J.I. Roodnat, A.M.E. Mik-van Egmond, J.W. Visser, S.P. Berger, W.A.G. van der Meijden, F. Knauf, M. van Agteren, M.G.H. Betjes, E.J. Hoorn
Chair(s): prof. dr. Hans de Frijter, neuroloog, LUMC
Thursday 10 march 2016
13:00 - 13:30h at Foyer
Parallel session: Postersessies XI - Opgesplitst in 3 tijdblokken en 3 categoriëen (klinisch, basaal, donatie)

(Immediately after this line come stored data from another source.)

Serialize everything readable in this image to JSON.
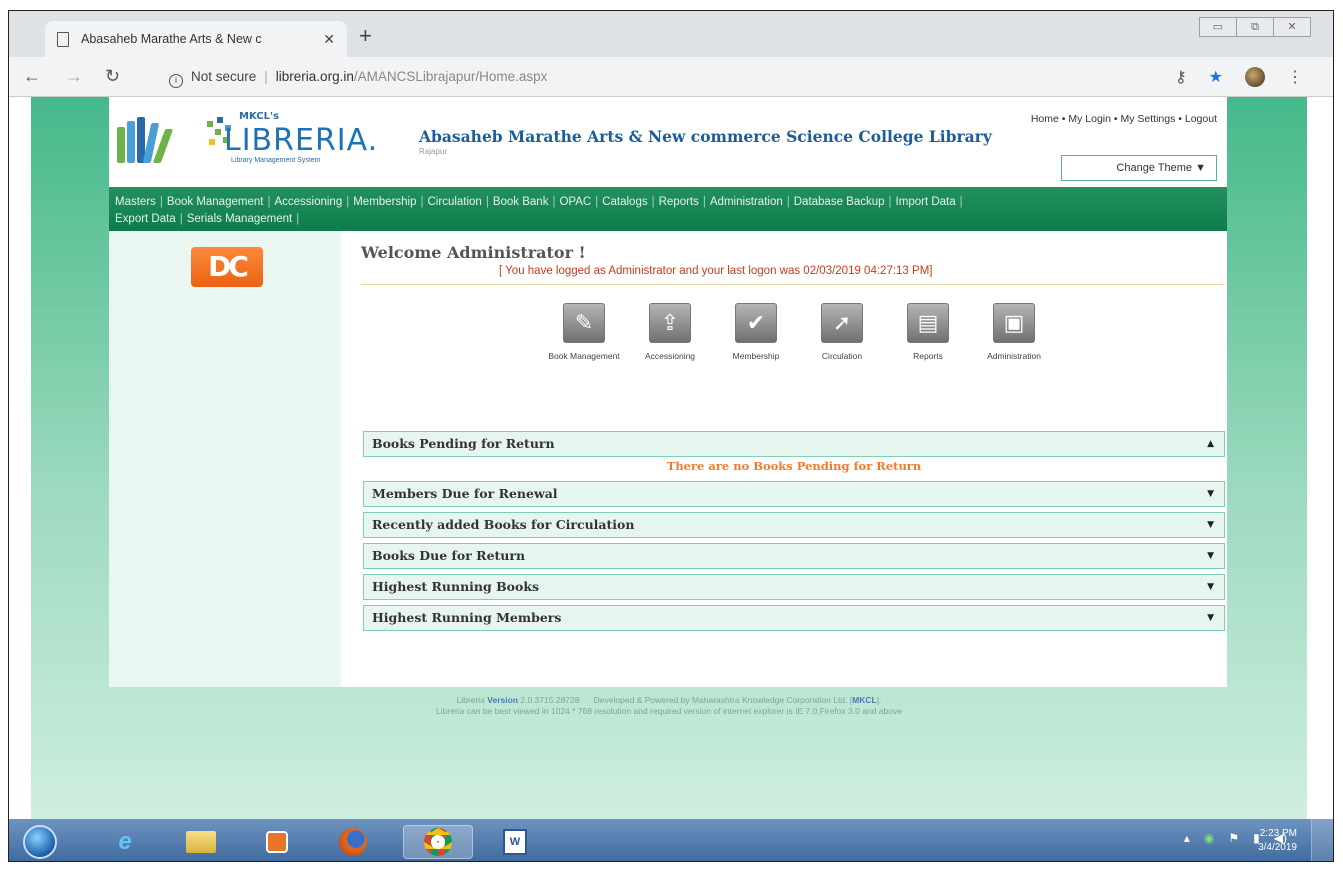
{
  "browser": {
    "tab_title": "Abasaheb Marathe Arts & New c",
    "tab_close": "✕",
    "new_tab": "+",
    "security": "Not secure",
    "url_host": "libreria.org.in",
    "url_path": "/AMANCSLibrajapur/Home.aspx"
  },
  "header": {
    "logo_mkcl": "MKCL's",
    "logo_name": "LIBRERIA.",
    "logo_tagline": "Library Management System",
    "college_name": "Abasaheb Marathe Arts & New commerce Science College Library",
    "college_place": "Rajapur",
    "links": [
      "Home",
      "My Login",
      "My Settings",
      "Logout"
    ],
    "link_separator": " • ",
    "change_theme": "Change Theme ▼"
  },
  "menu": [
    "Masters",
    "Book Management",
    "Accessioning",
    "Membership",
    "Circulation",
    "Book Bank",
    "OPAC",
    "Catalogs",
    "Reports",
    "Administration",
    "Database Backup",
    "Import Data",
    "Export Data",
    "Serials Management"
  ],
  "left": {
    "logo_text": "DC"
  },
  "main": {
    "welcome": "Welcome Administrator !",
    "last_logon": "[ You have logged as Administrator and your last logon was 02/03/2019 04:27:13 PM]",
    "quick_icons": [
      {
        "label": "Book Management",
        "icon": "book-icon"
      },
      {
        "label": "Accessioning",
        "icon": "accession-icon"
      },
      {
        "label": "Membership",
        "icon": "membership-icon"
      },
      {
        "label": "Circulation",
        "icon": "circulation-icon"
      },
      {
        "label": "Reports",
        "icon": "reports-icon"
      },
      {
        "label": "Administration",
        "icon": "administration-icon"
      }
    ],
    "sections": [
      {
        "title": "Books Pending for Return",
        "arrow": "▲"
      },
      {
        "title": "Members Due for Renewal",
        "arrow": "▼"
      },
      {
        "title": "Recently added Books for Circulation",
        "arrow": "▼"
      },
      {
        "title": "Books Due for Return",
        "arrow": "▼"
      },
      {
        "title": "Highest Running Books",
        "arrow": "▼"
      },
      {
        "title": "Highest Running Members",
        "arrow": "▼"
      }
    ],
    "no_pending": "There are no Books Pending for Return"
  },
  "footer": {
    "version_prefix": "Libreria",
    "version_label": "Version",
    "version_number": "2.0.3715.28728",
    "developed": "Developed & Powered by Maharashtra Knowledge Corporation Ltd. [",
    "mkcl": "MKCL",
    "developed_end": "].",
    "note": "Libreria can be best viewed in 1024 * 768 resolution and required version of internet explorer is IE 7.0,Firefox 3.0 and above"
  },
  "taskbar": {
    "time": "2:23 PM",
    "date": "3/4/2019"
  }
}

Chronic oxalate nephropathy is observed secondary to enteric hyperoxaluria that is associated with malabsorption e.g. in short bowel syndrome. It may lead to end-stage renal disease. Kidney transplantation in patients with chronic oxalate nephropathy can be challenging given the risk of recurrent calcium-oxalate nephrolithiasis and crystal-induced kidney injury resulting in graft dysfunction in the peri-transplant setting. Therefore, we studied whether a strategy to decrease serum oxalic acid prior to transplantation may allow successful kidney transplantation.
Patients and methods:
We established a protocol to reduce serum oxalic acid levels prior to and shortly after kidney transplantation based on reduced intake and increased removal of oxalic acid via intensified hemodialysis (HD). Months before transplantation a low oxalic acid diet (40 mg/day), cholestyramine, potassium citrate, and calcium carbonate were started. One week before transplantation (living donor transplantation) or immediately after surgery (deceased donor transplantation), an oxalic-acid free drip-feed and daily 6h HD session were started. When a urine output>2L was reached HD was stopped and 40mg oxalic acid diet was re-started. Patients were instructed to maintain diuresis > 2L/day.

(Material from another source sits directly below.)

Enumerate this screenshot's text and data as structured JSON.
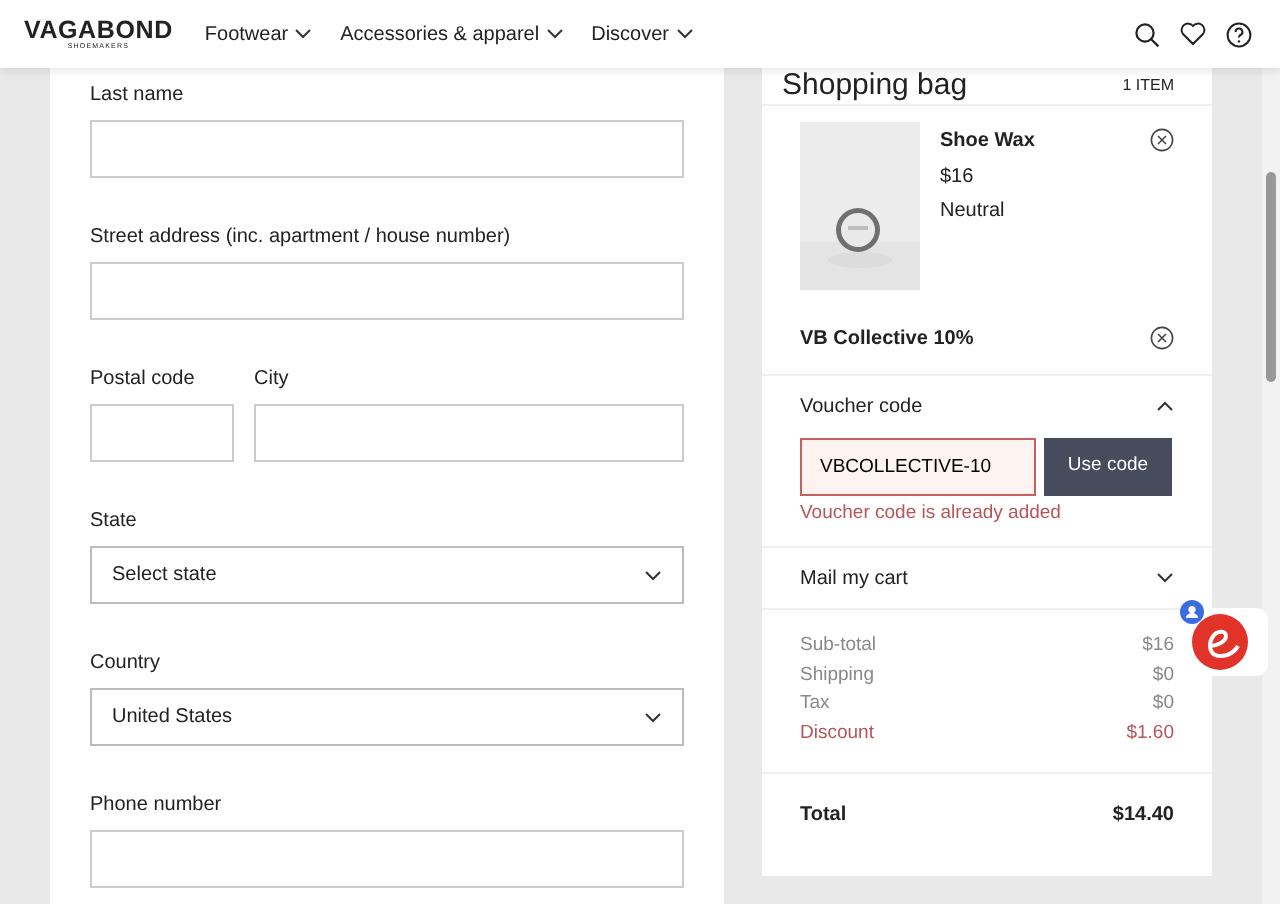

We report three patients with short bowel syndrome following surgery for Crohn’s disease who presented as potential kidney transplant recipients. All three patients had elevated serum oxalic acid levels and biopsy-proven calcium oxalate depositions in their native or transplanted kidney. The protocol reduced serum oxalic acid levels from 102, 112, and 48 to 23, 13, and 11 μmol/l. Patients 1 and 2 received a living donor kidney and had immediate functioning grafts. Patient 3 received a deceased donor kidney and achieved urine output >2L/day after 3 weeks. The post-transplantation periods were complicated by sepsis in Patient 1 and symptomatic native kidney stones in Patient 2 requiring temporary re-institution of the protocol. The patients are currently 12, 11, and 7 months after transplantation with stable estimated glomerular filtration rates of 40, 46, and 50 ml/min/1.73 m2, respectively.
We conclude that successful kidney transplantation in patients with secondary hyperoxaluria is feasible by implementing a strategy aimed at reducing serum oxalic acid levels in the peri-transplantation period.